GEYSELS: Integendeel! De journalistiek is een fantastisch vak – al wil ik daarmee niet gezegd hebben dat alle journalisten goed bezig zijn. Ik ben gefascineerd door kranten, weekbladen, maandbladen. De afgelopen twintig jaar heb ik gezien wat voor een ongelooflijke macht vooral Wetstraat-journalisten hebben. Al mag dat ook niet overschat worden. Politici beweren graag dat journalisten aan agendasetting doen. Soms is dat wel zo, maar de impact wordt vaak overdreven: wat vandaag op de voorpagina staat, is morgen alweer vergeten. Toch geeft een journalist vorm aan de samenleving. Hij wordt betaald om waar te nemen en daar dan iets over te schrijven. Prachtig toch?
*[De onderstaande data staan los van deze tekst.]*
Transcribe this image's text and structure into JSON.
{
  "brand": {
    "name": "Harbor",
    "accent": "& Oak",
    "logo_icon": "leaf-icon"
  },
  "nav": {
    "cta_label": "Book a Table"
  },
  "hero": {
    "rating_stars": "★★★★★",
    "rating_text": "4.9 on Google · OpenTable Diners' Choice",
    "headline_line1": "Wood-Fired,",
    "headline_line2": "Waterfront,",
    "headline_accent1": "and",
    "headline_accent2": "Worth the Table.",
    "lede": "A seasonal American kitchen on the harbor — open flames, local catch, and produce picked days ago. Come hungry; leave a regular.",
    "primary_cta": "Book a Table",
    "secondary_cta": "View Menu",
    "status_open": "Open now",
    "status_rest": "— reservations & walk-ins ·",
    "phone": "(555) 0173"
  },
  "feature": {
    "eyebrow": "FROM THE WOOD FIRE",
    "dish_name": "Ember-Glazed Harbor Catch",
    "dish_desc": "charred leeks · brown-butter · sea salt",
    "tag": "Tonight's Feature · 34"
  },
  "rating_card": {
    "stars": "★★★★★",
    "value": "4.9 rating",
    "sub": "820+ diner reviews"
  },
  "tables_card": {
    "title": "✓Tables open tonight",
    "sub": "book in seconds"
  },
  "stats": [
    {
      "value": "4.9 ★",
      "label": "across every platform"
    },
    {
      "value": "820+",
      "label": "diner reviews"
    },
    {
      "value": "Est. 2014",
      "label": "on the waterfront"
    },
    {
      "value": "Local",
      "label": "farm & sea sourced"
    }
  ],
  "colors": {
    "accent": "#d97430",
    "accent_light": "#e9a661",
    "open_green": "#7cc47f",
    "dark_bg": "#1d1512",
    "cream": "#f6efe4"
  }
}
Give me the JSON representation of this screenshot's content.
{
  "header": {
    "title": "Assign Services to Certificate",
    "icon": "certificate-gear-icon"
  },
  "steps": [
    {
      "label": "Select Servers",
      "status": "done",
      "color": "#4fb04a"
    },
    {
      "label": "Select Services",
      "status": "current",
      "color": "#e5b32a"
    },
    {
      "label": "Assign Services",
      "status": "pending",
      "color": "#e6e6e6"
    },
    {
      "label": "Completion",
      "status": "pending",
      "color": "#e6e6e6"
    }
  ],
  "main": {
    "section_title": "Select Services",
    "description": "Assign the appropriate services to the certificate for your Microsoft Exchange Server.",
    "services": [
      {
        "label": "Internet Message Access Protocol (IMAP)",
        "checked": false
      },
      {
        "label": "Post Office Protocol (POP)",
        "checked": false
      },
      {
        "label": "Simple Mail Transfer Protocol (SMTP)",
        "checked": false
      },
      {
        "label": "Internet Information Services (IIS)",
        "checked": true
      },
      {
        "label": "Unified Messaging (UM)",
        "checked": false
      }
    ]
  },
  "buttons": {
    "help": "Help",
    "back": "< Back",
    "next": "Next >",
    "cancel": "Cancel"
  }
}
Over de Belgische politiek wilt u nog niet schrijven?

GEYSELS: Dat zou een beetje flauw zijn. Het doet me denken aan politici die twee dagen geen minister meer zijn en meteen al beginnen te interpelleren in het parlement. Zoals Johan Sauwens (CD&V) tijdens de vorige regeerperiode heeft gedaan.

Zoals uw partijgenoten nu in het Vlaams parlement doen?

GEYSELS: Voor zover ik weet, zitten de groenen nog altijd in de oppositie. Waarom zouden ze dan geen kritiek mogen leveren op beslissingen van de huidige regering? Voor mij is het anders: ik maak geen deel uit van de oppositie. Ik zou het niet ernstig van mezelf vinden om nu al op bijvoorbeeld Steve Stevaert (SP.A) te gaan schieten. Ik wil een periode van gêne inbouwen, alleen over het Vlaams Belang blijf ik mijn mening geven.

Heeft de afstand uw visie op de politiek veranderd?

GEYSELS: Mijn overtuigingen zijn dezelfde gebleven, maar op een afstand zien de dingen er soms anders uit. Ook al omdat ik mijn informatie op een andere manier moet sprokkelen. Natuurlijk heb ik nog informele contacten met politici, maar het meeste haal ik tegenwoordig uit kranten. Een paar jaar geleden zat ik bijvoorbeeld zelf nog midden in de DHL-affaire toen de toenmalige minister van Mobiliteit Isabelle Durant (Ecolo) alle nachtvluchten wou afschaffen. Nu ik het vervolg de laatste maanden in de media heb gevolgd, schrik ik ervan wat voor een vaudeville het eigenlijk is.

Mist u de politiek?

GEYSELS: Ja. Zeker tijdens de DHL-crisis had ik goesting. Aan de ene kant was ik blij dat ik zelf geen rol hoefde te spelen in die extra aflevering van Thuis die elke dag in het journaal werd ingelast, maar aan de andere kant wilde ik me er graag mee bemoeien. Misschien had ik wel bruikbare ideeën om uit de impasse te raken. Dat klinkt misschien pretentieus, maar ik bedoel het veeleer ambitieus. Ook toen de zogenaamde methode-Verhofstadt onder vuur kwam te liggen, jeukte het. Verhofstadts aanpak werd altijd tegenover die van zijn voorganger Jean-Luc Dehaene (CD&V) gezet, terwijl het verschil helemaal niet zo groot is. Dehaene had een deadline in zijn kop en zette die niet in de gazet, terwijl Verhofstadt zichzelf publiekelijk een deadline oplegt. Dat zegt toch niets over hun techniek? Dus dacht ik: ik zou dat moeten gaan uitleggen. (lacht)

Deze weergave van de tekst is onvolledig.